The risks aren't worth the return... I am all for new arrangements of classic songs, and I admire the attempts at it, I really do.  But time after time, the riskier things fail.  Miserably.  For example, someone thought that a jazz version of "Unchained Melody" was a good idea, and maybe on paper it is.  The song is virtually un-listenable.  I had to turn it off before it was over.  Doing an aria made famous by Caruso is daring, but it sure sounds bad. Yikes.  And poor Freddie Mercury... There are a few others.  (I have no idea why "When You Wish Upon a Star" is here.  Was Jiminy Cricket using a falsetto?)

Maybe it plays better live, but his patter is awful... From the self-indulgent (OK we get it...you played Frankie Valli in Jersey Boys for years... he mentions it at least three times, plus it's in his liner notes) to the faux humility (what musician isn't a "music dork"?).  And his know-it-all tone as he shows off his "dork-dom," going into such detail about all he knows isn't so much interesting as it is tedious.  (The "Ebony and Ivory" bit, is greeted with noticeable silence, as he points out that he isn't ebony, and proceeds to point out who would be ivory, and who would be ebony.  Racist?  Everyone is a little bit.  And he doesn't even sing the song after all of that.)
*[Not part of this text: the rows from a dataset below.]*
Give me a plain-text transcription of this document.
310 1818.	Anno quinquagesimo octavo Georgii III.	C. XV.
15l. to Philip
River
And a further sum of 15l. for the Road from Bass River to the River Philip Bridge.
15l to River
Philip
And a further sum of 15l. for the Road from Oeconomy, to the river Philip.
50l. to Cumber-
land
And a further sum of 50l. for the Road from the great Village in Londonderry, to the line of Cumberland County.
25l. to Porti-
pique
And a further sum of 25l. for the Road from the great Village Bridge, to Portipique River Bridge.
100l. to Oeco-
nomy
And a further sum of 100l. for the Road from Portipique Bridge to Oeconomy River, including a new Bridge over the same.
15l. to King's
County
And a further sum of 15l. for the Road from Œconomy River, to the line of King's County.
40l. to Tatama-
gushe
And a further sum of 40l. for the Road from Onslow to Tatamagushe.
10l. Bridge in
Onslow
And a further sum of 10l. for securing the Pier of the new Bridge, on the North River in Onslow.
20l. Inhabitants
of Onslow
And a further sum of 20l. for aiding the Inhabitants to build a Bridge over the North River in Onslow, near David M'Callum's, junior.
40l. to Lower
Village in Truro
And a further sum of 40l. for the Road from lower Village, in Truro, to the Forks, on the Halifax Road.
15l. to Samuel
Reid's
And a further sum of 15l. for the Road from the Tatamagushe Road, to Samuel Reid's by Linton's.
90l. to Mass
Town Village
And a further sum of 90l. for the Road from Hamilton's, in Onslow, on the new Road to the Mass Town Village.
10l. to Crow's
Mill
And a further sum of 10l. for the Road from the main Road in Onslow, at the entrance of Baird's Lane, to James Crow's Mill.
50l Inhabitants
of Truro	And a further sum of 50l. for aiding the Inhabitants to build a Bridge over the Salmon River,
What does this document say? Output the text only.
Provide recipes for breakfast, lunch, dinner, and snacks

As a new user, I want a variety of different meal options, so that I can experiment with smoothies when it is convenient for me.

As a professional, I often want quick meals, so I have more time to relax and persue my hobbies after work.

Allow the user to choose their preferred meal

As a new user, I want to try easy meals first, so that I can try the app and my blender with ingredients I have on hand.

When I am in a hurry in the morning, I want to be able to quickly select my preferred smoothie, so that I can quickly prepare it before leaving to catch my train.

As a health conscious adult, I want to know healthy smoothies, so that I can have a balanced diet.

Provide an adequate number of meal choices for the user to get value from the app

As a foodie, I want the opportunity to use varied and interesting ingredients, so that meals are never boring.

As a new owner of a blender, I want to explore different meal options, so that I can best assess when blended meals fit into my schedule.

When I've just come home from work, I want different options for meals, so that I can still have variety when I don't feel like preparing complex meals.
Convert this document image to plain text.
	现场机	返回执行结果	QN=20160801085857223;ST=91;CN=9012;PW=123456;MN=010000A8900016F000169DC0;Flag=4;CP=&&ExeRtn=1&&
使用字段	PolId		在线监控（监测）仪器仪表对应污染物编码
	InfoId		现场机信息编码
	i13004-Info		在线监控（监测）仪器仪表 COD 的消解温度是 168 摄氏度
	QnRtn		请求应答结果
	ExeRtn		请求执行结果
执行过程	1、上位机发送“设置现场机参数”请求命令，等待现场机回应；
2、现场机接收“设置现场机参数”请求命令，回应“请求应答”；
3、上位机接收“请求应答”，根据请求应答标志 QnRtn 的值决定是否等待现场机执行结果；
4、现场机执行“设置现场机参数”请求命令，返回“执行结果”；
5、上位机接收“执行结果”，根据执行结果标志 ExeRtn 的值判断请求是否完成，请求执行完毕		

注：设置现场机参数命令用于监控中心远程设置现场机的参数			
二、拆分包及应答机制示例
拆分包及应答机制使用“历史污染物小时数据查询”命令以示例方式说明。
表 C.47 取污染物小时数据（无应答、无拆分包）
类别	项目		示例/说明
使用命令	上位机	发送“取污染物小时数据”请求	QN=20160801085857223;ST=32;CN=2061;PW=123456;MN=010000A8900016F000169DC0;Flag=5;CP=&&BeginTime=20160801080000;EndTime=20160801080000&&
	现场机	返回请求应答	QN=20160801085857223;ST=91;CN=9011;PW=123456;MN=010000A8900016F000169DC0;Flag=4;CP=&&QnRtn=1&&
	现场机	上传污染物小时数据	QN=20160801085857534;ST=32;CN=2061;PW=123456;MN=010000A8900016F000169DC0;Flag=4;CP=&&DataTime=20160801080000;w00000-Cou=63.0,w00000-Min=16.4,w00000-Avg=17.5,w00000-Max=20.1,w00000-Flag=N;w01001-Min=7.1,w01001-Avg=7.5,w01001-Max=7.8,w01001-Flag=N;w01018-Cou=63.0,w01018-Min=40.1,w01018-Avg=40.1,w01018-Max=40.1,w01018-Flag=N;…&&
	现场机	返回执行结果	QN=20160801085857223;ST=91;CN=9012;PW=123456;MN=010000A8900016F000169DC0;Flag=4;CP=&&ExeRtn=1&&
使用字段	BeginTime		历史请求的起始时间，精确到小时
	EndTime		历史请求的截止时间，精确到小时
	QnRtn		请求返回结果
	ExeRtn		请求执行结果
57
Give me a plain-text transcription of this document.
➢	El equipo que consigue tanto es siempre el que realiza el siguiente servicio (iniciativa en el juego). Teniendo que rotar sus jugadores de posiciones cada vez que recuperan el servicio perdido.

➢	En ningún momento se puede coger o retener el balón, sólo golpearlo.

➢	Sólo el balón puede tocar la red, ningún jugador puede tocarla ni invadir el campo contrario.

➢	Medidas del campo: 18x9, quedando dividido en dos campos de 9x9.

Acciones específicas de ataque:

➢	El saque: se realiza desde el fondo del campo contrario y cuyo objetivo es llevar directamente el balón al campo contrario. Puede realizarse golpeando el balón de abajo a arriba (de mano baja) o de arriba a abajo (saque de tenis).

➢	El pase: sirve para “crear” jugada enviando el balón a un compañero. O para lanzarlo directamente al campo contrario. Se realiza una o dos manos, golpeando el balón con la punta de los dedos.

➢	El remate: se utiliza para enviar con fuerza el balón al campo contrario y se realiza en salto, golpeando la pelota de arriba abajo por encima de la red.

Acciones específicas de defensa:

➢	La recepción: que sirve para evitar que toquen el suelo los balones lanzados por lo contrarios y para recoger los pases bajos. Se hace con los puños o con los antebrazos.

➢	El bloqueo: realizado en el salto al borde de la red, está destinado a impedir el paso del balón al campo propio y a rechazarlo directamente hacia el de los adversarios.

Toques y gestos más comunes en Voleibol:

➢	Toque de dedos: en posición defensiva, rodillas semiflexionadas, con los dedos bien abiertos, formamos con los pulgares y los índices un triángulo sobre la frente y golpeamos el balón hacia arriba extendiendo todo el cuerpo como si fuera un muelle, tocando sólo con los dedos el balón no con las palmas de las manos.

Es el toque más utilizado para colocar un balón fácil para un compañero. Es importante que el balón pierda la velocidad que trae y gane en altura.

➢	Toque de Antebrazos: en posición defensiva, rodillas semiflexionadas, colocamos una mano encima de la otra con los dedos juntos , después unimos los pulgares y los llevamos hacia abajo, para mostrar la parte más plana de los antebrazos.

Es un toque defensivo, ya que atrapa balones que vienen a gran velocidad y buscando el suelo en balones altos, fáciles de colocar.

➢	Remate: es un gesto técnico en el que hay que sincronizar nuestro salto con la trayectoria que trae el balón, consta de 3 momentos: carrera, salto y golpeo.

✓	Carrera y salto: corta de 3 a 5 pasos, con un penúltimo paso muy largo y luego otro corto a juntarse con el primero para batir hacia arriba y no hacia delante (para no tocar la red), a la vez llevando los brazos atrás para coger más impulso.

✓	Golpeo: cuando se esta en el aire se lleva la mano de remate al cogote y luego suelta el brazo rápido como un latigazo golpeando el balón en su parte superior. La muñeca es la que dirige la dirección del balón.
Jersey Boys fans, and of course, Jarrod Spector fans might enjoy this.  And like I said, what is good here is really good.  But he really should stick to his Frankie Valli impression.

Jeff
5.137

2 comments:

  1. You are TOTALLY way off. Jarrod Spector is the best and his CD is the BEST.

    ReplyDelete
  2. Thanks for taking the time to read my review! Sorry you don't agree. Enjoy the music! PS: I also like Jarrod Spector (I think I made that clear), just not this CD.